13 Creating new structures

 13.1 Definitions
 13.2 Algorithm
 13.3 Explanatory Notes
 13.4 Extensions

The methods presented in this section are intended to ensure that the rules given in Section 2 are adhered to. Particularly, it makes sure that standard structures are used wherever possible, and therefore encourages the building of new structures (when needed) by gathering together existing structures, so ensuring the maximum commonality.

New structures must not be constructed simply by adding new components into standard ones (which is illegal), but instead by adding a new layer. The HDS hierarchy then provides a natural barrier between separate structures, and ensures that further components can later be added at any level without risking naming conflicts.

13.1 Definitions

In the description of the design process the total hierarchy of structures is called a dataset to distinguish it from a single component structure. It is equivalent to the contents of an HDS container file. The term structure refers to a set of related data items; it corresponds to a single level of a dataset. Often a dataset will consist simply of a single structure.

13.2 Algorithm

A summary of the algorithm to be used when creating a new dataset is given below. The circled numbering refers to expanded notes in the next subsection.

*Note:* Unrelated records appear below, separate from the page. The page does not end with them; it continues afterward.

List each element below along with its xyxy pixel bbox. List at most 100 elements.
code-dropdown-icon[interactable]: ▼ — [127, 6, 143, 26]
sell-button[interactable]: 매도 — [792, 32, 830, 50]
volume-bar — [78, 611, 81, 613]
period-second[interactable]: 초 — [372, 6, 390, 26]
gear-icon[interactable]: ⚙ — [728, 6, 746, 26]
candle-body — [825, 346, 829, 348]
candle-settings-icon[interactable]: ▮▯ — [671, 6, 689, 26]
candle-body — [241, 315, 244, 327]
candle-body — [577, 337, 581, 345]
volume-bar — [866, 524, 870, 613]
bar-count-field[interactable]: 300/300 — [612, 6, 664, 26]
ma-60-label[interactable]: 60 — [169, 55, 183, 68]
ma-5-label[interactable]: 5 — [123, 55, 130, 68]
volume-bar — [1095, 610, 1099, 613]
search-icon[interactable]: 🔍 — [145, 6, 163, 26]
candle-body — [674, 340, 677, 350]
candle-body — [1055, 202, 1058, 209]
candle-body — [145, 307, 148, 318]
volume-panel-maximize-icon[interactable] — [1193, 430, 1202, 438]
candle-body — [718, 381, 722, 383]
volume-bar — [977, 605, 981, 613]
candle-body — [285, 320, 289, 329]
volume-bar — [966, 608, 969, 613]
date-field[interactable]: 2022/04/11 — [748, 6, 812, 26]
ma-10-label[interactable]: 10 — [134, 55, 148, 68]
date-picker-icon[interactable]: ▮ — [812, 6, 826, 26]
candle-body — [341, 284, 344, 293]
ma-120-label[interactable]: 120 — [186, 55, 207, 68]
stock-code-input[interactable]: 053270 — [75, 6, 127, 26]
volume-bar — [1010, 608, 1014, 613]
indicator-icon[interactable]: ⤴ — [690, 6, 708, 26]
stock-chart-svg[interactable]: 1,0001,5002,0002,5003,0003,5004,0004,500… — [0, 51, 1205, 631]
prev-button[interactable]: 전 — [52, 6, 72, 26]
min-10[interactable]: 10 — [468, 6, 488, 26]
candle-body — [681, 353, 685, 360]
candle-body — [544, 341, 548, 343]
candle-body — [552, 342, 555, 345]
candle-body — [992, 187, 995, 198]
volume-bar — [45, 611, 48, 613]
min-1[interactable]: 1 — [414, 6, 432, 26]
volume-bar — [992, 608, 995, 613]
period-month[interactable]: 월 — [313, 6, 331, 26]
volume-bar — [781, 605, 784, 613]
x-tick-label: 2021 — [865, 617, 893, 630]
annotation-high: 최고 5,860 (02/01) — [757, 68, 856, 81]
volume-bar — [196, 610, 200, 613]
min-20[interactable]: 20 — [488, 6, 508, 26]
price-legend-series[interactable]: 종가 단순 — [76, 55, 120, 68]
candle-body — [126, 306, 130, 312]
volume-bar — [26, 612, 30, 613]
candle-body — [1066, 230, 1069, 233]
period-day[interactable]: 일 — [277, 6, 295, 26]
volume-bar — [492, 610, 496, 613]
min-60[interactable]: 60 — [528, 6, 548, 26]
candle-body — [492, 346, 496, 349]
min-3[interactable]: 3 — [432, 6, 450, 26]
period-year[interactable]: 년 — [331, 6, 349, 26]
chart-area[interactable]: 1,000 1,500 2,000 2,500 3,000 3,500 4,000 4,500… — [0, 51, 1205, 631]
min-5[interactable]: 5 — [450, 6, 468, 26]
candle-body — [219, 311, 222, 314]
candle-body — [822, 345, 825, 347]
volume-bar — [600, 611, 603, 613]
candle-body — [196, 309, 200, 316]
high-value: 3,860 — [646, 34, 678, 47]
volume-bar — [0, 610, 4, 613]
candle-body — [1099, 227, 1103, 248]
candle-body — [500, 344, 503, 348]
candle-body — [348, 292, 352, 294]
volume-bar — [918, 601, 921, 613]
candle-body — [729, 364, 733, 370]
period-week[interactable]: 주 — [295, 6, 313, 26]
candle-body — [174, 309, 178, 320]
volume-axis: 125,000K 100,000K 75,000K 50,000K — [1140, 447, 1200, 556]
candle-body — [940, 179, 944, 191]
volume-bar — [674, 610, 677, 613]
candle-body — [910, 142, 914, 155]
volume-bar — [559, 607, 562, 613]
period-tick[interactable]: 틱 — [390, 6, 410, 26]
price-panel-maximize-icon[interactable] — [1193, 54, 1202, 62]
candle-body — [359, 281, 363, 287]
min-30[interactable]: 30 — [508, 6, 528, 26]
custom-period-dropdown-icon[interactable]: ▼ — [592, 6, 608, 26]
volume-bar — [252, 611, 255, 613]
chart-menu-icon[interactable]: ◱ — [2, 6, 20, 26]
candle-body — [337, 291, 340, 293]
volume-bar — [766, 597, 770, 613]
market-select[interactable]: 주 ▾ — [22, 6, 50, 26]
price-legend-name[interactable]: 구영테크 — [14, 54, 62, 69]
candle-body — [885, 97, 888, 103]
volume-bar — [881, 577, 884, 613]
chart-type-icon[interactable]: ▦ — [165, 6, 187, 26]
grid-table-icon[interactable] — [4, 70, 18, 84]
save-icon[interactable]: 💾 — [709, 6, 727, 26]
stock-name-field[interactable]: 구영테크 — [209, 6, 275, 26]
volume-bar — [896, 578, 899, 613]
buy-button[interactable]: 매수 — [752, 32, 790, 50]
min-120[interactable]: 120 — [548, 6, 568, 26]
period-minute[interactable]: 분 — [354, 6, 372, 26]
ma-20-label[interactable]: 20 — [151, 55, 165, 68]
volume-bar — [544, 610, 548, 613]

Define what the software is going to do and not going to do   1

Identify, in concept, the datasets required

Determine their interrelations, perhaps via a tree diagram   2

Start at the most deeply nested level of the hierarchy

for each structure

Identify the data components  3

if an existing standard structure can be used then

Use it

Place remaining associated items in a new structure or in an extension


Assign a unique HDS TYPE to the new structure   4

Assign a NAME to each component   5

Determine the rules and restrictions governing the way the data will be stored in the

  various components

Assign a TYPE to each component   6

Identify the sorts of operation to be performed on the structure and ensure they are

  meaningfully defined   7

if the processing of a component cannot be defined in some cases then remove the

  component from the structure

Implement and document the software needed to process the new structure   8

if the new structure is to become a standard type then

Submit it and its software to Starlink for approval  9




13.3 Explanatory Notes


13.4 Extensions

Once a “core” of fairly simple standard structures exists, the process of designing more specialised structures will be devolved to the various SIGs, who can use the simpler structures as building blocks. This avoids the problems of the ‘all or nothing’ monolithic approach. When a more complex (and therefore highly specialised) structure is built out of simpler ones, software will then automatically exist for processing all its substructures in a more general way. This should give a high degree of flexibility.

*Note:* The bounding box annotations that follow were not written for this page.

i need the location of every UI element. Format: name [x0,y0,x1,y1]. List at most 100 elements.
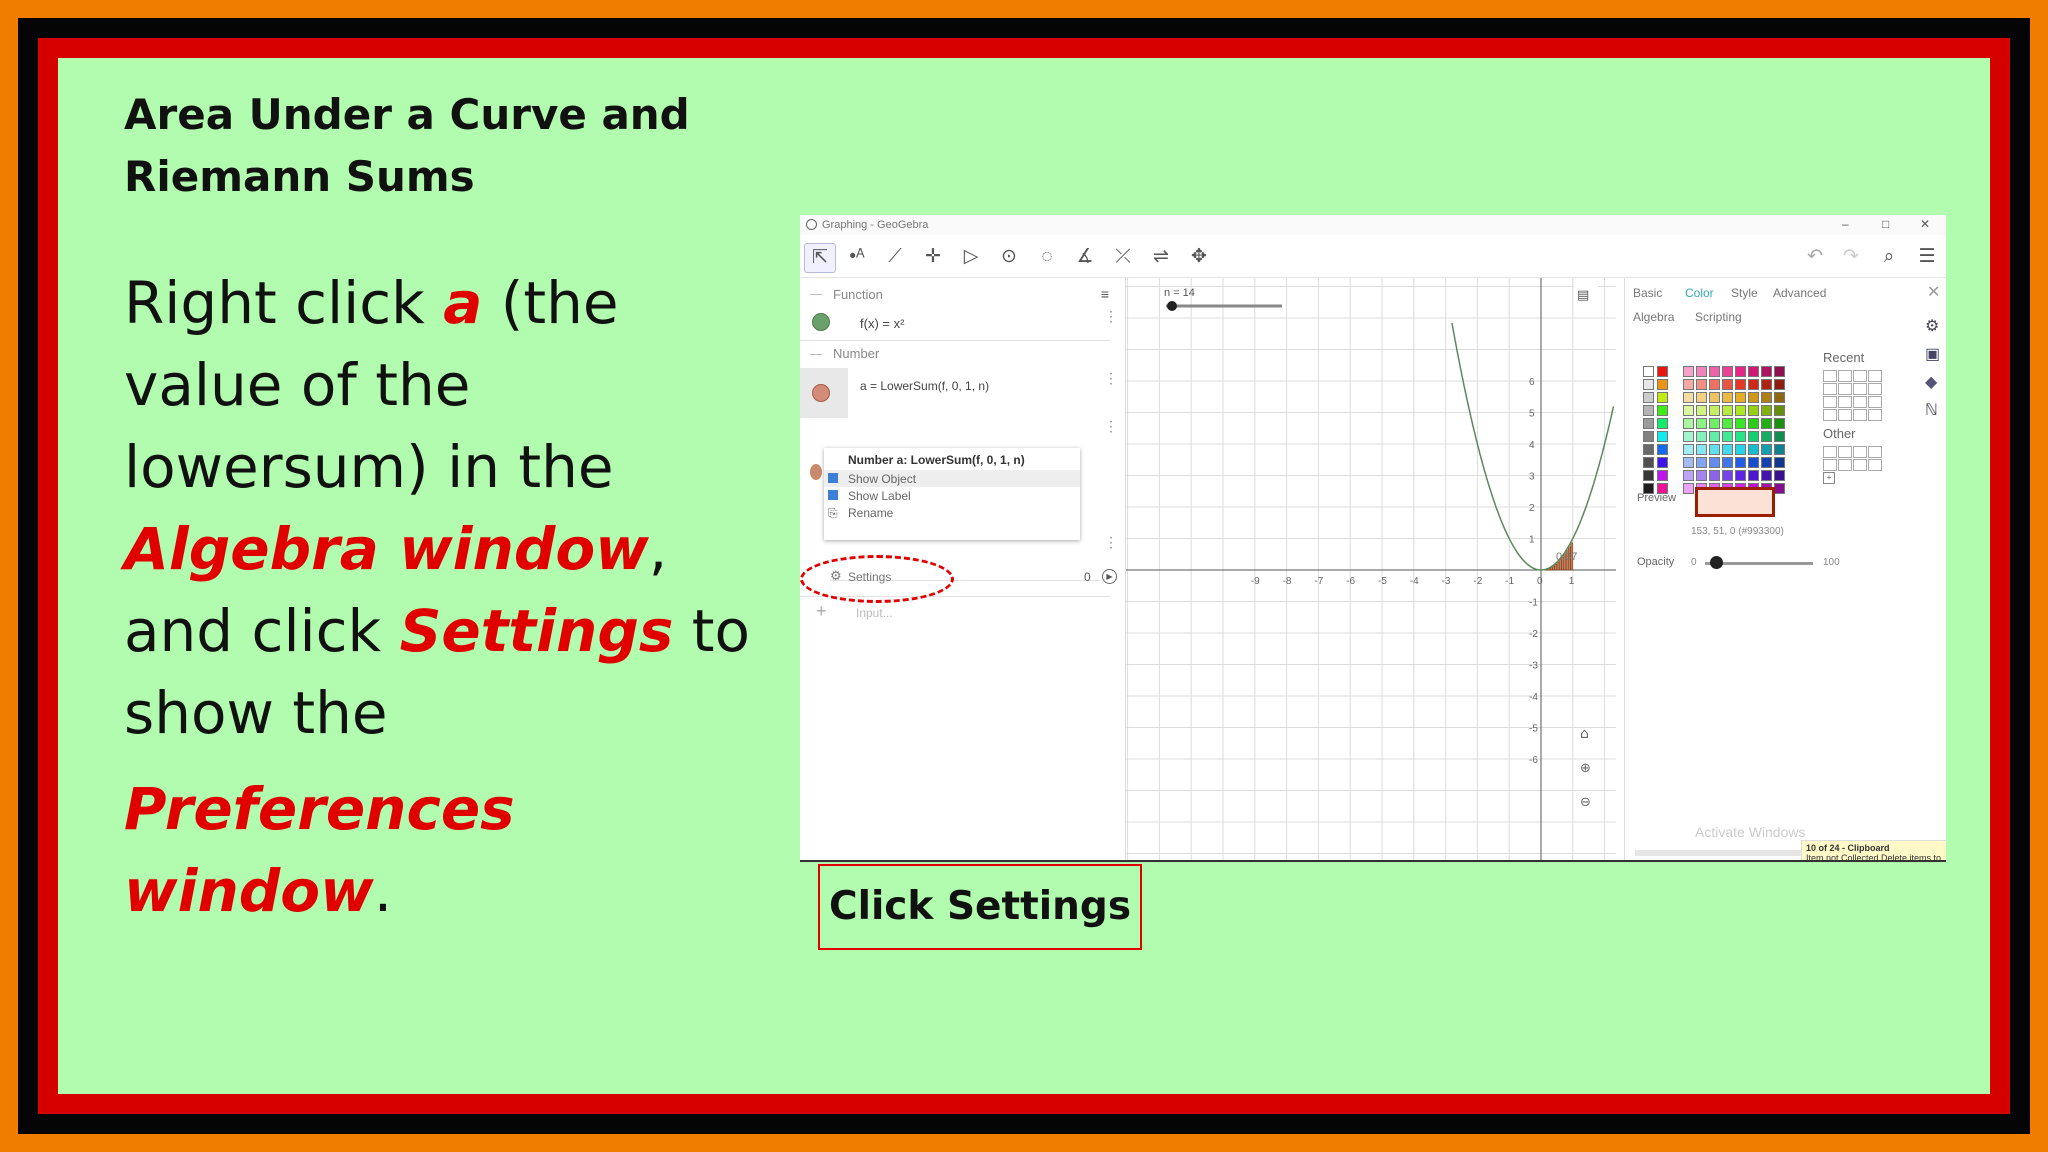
color-swatch[interactable] [1657,418,1668,429]
play-icon[interactable]: ▶ [1102,569,1117,584]
move-tool-icon[interactable]: ⇱ [804,243,836,273]
color-swatch[interactable] [1761,366,1772,377]
color-swatch[interactable] [1722,431,1733,442]
color-swatch[interactable] [1722,444,1733,455]
color-swatch[interactable] [1696,405,1707,416]
color-swatch[interactable] [1761,405,1772,416]
color-swatch[interactable] [1657,431,1668,442]
color-slot[interactable] [1838,396,1852,408]
color-swatch[interactable] [1643,366,1654,377]
color-swatch[interactable] [1657,379,1668,390]
tab-scripting[interactable]: Scripting [1695,310,1742,324]
color-swatch[interactable] [1657,392,1668,403]
tab-advanced[interactable]: Advanced [1773,286,1826,300]
line-tool-icon[interactable]: ⟋ [880,243,910,271]
color-swatch[interactable] [1748,379,1759,390]
graphics-icon[interactable]: ▣ [1925,344,1940,364]
color-swatch[interactable] [1643,457,1654,468]
color-swatch[interactable] [1643,405,1654,416]
add-input-icon[interactable]: + [816,601,827,622]
color-slot[interactable] [1823,459,1837,471]
color-slot[interactable] [1868,383,1882,395]
function-visibility-dot[interactable] [812,313,830,331]
color-swatch[interactable] [1643,379,1654,390]
perpendicular-tool-icon[interactable]: ✛ [918,243,948,271]
color-swatch[interactable] [1735,379,1746,390]
close-window-button[interactable]: ✕ [1920,217,1930,231]
color-swatch[interactable] [1748,431,1759,442]
color-swatch[interactable] [1722,470,1733,481]
input-bar[interactable]: Input... [856,606,893,620]
color-swatch[interactable] [1709,457,1720,468]
function-kebab-icon[interactable]: ⋮ [1104,308,1118,325]
search-icon[interactable]: ⌕ [1874,243,1904,271]
number-expression[interactable]: a = LowerSum(f, 0, 1, n) [860,379,989,393]
color-swatch[interactable] [1709,444,1720,455]
show-object-checkbox[interactable] [828,473,838,483]
angle-tool-icon[interactable]: ∡ [1070,243,1100,271]
color-swatch[interactable] [1735,444,1746,455]
color-swatch[interactable] [1696,444,1707,455]
color-slot[interactable] [1868,396,1882,408]
move-graphics-tool-icon[interactable]: ✥ [1184,243,1214,271]
maximize-button[interactable]: □ [1882,217,1889,231]
color-slot[interactable] [1868,409,1882,421]
color-swatch[interactable] [1774,366,1785,377]
undo-icon[interactable]: ↶ [1800,243,1830,271]
menu-icon[interactable]: ☰ [1912,243,1942,271]
color-swatch[interactable] [1657,470,1668,481]
tab-style[interactable]: Style [1731,286,1758,300]
redo-icon[interactable]: ↷ [1836,243,1866,271]
color-swatch[interactable] [1774,418,1785,429]
color-swatch[interactable] [1657,444,1668,455]
color-slot[interactable] [1838,383,1852,395]
tab-color[interactable]: Color [1685,286,1714,300]
menu-item-show-object[interactable]: Show Object [848,472,916,486]
color-swatch[interactable] [1735,431,1746,442]
color-swatch[interactable] [1748,405,1759,416]
opacity-slider-knob[interactable] [1709,556,1723,569]
menu-item-rename[interactable]: Rename [848,506,893,520]
number-kebab-icon[interactable]: ⋮ [1104,370,1118,387]
color-swatch[interactable] [1643,431,1654,442]
conic-tool-icon[interactable]: ◌ [1032,243,1062,271]
color-slot[interactable] [1823,383,1837,395]
color-swatch[interactable] [1696,418,1707,429]
graphics-view[interactable]: -9 -8 -7 -6 -5 -4 -3 -2 -1 0 1 654321-1-2-3-4-5-6 … [1126,278,1616,860]
color-swatch[interactable] [1657,366,1668,377]
color-swatch[interactable] [1683,483,1694,494]
color-swatch[interactable] [1774,431,1785,442]
color-slot[interactable] [1868,446,1882,458]
color-swatch[interactable] [1761,418,1772,429]
color-swatch[interactable] [1643,444,1654,455]
color-swatch[interactable] [1748,418,1759,429]
shape-icon[interactable]: ◆ [1925,372,1937,392]
color-swatch[interactable] [1683,405,1694,416]
reflect-tool-icon[interactable]: ⤫ [1108,243,1138,271]
color-swatch[interactable] [1683,457,1694,468]
color-slot[interactable] [1853,383,1867,395]
color-swatch[interactable] [1774,457,1785,468]
color-swatch[interactable] [1709,470,1720,481]
color-swatch[interactable] [1761,431,1772,442]
color-swatch[interactable] [1696,431,1707,442]
color-swatch[interactable] [1696,457,1707,468]
color-swatch[interactable] [1643,418,1654,429]
color-swatch[interactable] [1748,366,1759,377]
color-swatch[interactable] [1722,405,1733,416]
color-swatch[interactable] [1774,444,1785,455]
clipboard-toast[interactable]: 10 of 24 - Clipboard Item not Collected … [1801,840,1946,860]
color-swatch[interactable] [1761,457,1772,468]
color-slot[interactable] [1868,459,1882,471]
color-swatch[interactable] [1683,444,1694,455]
color-swatch[interactable] [1748,444,1759,455]
color-swatch[interactable] [1643,392,1654,403]
color-swatch[interactable] [1696,470,1707,481]
color-swatch[interactable] [1774,392,1785,403]
color-swatch[interactable] [1657,405,1668,416]
function-expression[interactable]: f(x) = x² [860,316,904,331]
polygon-tool-icon[interactable]: ▷ [956,243,986,271]
color-swatch[interactable] [1774,379,1785,390]
color-swatch[interactable] [1657,457,1668,468]
color-swatch[interactable] [1735,457,1746,468]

There will be independent extensions, each having a uniquely defined TYPE together with rules for its interpretation. Though many extensions will be independent and self-contained, some will form hierarchies. The design of each extension should be kept straightforward and appropriate to the kind of software which will use it. Simple and specialised, simple and general, and complex and specialised are all acceptable, but implementors should beware of attempting to design extensions which are both complex and general. By introducing a strict criterion to decide whether a given component is acceptable (“do we know how to process it?”), it is ensured that the problem is broken into manageable pieces, the complexity of which does not exceed our software-writing abilities.